Ay, ¿por qué han edificado mi casa junto al camino que lleva a la ciudad?
Amarran sus barcas cargadas junto a mis árboles.
Van y vienen y se mueven a su antojo.
Me siento y los contemplo, y mis horas se consumen.
No puedo echarles.
Y así paso los días.
Sus pasos suenan día y noche ante mi puerta.
Es inútil que les diga: ‘No os conozco’.
Toco a unos, siento el olor de otros; a éstos los llevo en la sangre de mis venas, y aquéllos pueblan mis sueños.
No puedo echarlos.
Les llamo y les digo: ‘Que entren en mi casa los que quieran. Sí, que entren’.
Al amanecer, dobla la campana del templo.
Llegan con cestos en las manos.
Sus pies han enrojecido y la primera luz del alba ilumina sus rostros.
No puedo echarlos.
Les llamo y les digo: ‘Venid a mi jardín a coger flores, venid’.
A mediodía se oye el gong de la verja del palacio.
No sé por qué abandonan su trabajo y se acercan a mi seto.
Las flores de sus cabellos palidecen y se mustian: las notas de sus flautas languidecen.
No puedo echarlos.
Los llamo y les digo: ‘Hay sombra refrescante bajo mis árboles. Venid, amigos’.

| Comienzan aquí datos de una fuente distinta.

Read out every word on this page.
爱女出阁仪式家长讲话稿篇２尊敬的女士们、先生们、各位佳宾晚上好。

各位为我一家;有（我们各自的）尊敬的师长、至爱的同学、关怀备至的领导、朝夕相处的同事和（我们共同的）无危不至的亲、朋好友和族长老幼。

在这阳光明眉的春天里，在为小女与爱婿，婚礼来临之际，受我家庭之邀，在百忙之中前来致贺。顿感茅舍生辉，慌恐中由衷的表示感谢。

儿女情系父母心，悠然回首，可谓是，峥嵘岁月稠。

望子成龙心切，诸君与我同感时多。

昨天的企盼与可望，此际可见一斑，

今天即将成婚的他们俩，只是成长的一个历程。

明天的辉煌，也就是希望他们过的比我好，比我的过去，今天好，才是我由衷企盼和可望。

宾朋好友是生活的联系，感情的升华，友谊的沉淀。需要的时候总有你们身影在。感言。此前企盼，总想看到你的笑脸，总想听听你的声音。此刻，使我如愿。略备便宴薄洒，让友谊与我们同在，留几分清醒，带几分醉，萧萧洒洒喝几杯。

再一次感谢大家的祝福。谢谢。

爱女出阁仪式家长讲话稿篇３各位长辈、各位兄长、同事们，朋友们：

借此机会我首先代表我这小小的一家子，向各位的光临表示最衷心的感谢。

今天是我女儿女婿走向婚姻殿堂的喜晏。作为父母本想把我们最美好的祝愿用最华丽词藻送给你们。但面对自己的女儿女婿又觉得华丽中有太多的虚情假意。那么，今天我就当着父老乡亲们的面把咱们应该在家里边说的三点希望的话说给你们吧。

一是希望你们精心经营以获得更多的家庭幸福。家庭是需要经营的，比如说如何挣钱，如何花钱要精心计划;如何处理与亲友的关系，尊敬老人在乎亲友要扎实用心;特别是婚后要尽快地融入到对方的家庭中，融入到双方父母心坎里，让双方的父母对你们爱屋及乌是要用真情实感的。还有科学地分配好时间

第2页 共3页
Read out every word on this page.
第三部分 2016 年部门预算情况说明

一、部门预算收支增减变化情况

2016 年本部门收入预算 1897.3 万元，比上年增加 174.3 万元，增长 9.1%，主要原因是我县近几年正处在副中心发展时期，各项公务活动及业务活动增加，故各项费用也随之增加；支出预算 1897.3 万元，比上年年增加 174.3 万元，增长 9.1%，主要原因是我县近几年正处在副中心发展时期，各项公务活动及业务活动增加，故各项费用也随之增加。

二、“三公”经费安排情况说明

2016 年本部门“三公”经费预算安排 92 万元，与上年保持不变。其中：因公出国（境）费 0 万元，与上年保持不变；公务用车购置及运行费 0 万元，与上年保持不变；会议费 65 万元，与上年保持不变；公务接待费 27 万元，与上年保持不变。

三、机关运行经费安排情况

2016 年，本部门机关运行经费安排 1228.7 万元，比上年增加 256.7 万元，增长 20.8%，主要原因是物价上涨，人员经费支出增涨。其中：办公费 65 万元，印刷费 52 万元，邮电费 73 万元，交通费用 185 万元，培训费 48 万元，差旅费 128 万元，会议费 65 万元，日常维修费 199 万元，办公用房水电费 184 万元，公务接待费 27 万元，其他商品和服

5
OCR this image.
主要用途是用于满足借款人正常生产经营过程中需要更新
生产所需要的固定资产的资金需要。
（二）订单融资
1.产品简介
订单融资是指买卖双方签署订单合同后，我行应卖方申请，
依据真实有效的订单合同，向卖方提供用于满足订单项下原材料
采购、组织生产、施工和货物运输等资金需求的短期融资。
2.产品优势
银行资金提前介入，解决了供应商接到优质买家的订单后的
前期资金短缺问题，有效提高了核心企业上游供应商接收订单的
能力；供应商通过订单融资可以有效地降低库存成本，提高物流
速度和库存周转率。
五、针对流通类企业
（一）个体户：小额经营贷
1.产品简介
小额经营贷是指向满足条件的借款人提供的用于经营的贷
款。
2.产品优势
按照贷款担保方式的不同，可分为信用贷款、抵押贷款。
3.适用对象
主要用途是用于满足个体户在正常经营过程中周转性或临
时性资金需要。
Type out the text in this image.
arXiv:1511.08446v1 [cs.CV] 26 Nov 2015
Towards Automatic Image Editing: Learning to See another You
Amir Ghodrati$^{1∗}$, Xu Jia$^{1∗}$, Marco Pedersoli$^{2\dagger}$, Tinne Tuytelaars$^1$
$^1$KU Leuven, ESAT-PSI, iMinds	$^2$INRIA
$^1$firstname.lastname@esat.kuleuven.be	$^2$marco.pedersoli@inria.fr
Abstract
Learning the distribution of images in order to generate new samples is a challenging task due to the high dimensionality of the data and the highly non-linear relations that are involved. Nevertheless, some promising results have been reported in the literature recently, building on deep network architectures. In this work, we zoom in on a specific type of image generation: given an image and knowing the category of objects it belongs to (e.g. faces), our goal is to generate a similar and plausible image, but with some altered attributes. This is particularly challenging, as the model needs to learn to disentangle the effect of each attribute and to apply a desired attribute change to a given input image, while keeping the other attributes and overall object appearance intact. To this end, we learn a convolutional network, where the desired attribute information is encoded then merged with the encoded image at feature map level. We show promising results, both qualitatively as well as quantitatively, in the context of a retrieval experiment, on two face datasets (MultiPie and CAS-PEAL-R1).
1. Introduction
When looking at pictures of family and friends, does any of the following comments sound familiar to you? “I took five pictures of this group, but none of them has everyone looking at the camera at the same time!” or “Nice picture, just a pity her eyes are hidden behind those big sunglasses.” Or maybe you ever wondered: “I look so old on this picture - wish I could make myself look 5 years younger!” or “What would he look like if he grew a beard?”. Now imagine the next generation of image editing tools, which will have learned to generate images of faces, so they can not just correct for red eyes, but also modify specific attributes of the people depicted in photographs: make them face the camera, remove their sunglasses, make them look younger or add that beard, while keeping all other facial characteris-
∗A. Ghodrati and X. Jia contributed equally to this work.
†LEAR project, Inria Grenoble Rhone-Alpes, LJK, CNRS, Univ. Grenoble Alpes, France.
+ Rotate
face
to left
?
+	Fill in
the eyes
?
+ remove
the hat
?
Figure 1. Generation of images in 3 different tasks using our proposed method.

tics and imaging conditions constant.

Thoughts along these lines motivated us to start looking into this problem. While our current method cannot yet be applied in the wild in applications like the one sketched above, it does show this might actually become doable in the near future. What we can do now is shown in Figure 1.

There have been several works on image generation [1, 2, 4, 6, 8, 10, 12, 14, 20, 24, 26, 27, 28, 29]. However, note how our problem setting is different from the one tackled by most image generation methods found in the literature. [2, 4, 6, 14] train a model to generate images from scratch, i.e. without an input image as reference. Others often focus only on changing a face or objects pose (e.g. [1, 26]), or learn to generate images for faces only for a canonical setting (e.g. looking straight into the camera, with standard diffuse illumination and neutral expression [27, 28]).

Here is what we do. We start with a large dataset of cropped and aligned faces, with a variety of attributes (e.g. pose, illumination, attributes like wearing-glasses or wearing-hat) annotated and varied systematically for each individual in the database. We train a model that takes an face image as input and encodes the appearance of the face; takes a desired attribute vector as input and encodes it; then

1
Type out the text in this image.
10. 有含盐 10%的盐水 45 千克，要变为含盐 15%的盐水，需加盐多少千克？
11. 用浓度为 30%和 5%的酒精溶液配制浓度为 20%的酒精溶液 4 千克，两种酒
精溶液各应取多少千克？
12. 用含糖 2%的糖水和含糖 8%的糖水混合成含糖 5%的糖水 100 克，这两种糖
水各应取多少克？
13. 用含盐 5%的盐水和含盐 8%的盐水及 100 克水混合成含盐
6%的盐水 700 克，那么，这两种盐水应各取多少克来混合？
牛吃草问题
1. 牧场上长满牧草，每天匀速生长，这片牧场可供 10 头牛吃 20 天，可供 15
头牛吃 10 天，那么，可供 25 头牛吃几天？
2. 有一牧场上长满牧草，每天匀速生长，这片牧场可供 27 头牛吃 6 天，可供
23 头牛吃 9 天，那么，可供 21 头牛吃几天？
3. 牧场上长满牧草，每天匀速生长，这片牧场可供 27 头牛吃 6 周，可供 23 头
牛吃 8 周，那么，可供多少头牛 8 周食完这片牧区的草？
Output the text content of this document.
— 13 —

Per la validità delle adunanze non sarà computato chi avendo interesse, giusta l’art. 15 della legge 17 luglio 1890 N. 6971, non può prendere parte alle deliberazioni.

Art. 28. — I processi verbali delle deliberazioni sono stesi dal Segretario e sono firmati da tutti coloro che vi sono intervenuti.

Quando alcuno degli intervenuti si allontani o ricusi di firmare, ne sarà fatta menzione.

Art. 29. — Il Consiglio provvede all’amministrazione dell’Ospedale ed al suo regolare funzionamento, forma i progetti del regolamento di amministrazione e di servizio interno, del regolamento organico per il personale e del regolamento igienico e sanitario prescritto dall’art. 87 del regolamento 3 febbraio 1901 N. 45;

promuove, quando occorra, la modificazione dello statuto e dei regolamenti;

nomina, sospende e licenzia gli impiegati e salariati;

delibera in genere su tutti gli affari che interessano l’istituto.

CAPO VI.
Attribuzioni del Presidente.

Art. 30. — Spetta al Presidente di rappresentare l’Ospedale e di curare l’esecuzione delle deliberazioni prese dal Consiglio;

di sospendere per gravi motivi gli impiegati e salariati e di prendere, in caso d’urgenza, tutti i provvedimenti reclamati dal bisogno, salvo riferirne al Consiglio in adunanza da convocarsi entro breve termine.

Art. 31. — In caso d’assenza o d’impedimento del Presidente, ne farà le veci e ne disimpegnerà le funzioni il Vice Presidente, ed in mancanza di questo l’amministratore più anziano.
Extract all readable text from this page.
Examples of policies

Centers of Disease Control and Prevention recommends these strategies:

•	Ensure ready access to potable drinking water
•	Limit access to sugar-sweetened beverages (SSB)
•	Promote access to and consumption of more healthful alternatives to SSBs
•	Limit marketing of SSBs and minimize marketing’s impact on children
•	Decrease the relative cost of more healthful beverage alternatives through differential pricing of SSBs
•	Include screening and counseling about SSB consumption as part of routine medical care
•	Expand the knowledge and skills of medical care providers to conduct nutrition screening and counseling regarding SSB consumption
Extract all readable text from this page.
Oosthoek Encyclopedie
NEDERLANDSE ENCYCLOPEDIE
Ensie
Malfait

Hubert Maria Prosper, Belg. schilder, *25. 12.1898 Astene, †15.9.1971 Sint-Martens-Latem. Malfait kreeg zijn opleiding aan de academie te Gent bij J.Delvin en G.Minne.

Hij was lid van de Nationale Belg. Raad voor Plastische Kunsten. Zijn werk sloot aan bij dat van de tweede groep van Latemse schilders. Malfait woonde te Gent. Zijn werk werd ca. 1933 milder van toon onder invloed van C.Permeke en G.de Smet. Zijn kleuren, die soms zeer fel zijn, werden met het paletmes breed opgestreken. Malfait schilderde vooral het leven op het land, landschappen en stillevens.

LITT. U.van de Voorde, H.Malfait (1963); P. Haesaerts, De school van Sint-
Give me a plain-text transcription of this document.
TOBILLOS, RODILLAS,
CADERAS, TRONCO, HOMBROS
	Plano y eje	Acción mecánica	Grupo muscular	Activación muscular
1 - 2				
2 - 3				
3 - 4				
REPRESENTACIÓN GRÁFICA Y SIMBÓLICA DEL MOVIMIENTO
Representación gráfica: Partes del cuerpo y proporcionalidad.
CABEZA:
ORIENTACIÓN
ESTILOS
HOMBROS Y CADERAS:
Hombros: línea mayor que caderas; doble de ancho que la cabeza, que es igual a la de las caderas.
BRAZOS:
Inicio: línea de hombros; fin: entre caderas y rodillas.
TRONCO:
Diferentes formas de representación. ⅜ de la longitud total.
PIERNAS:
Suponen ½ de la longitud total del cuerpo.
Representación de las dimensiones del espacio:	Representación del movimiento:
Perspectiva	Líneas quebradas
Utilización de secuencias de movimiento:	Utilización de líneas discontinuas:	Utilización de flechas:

De noche, los grillos cantan en el bosque.
¿Quién llega lentamente hasta mi puerta, y llama en ella?
Distingo vagamente su rostro... No pronunciamos ni una palabra. El silencio del cielo lo envuelve todo.
No puedo echar a mi callado huésped.
Contemplo su rostro en la noche y transcurren horas de ensueño.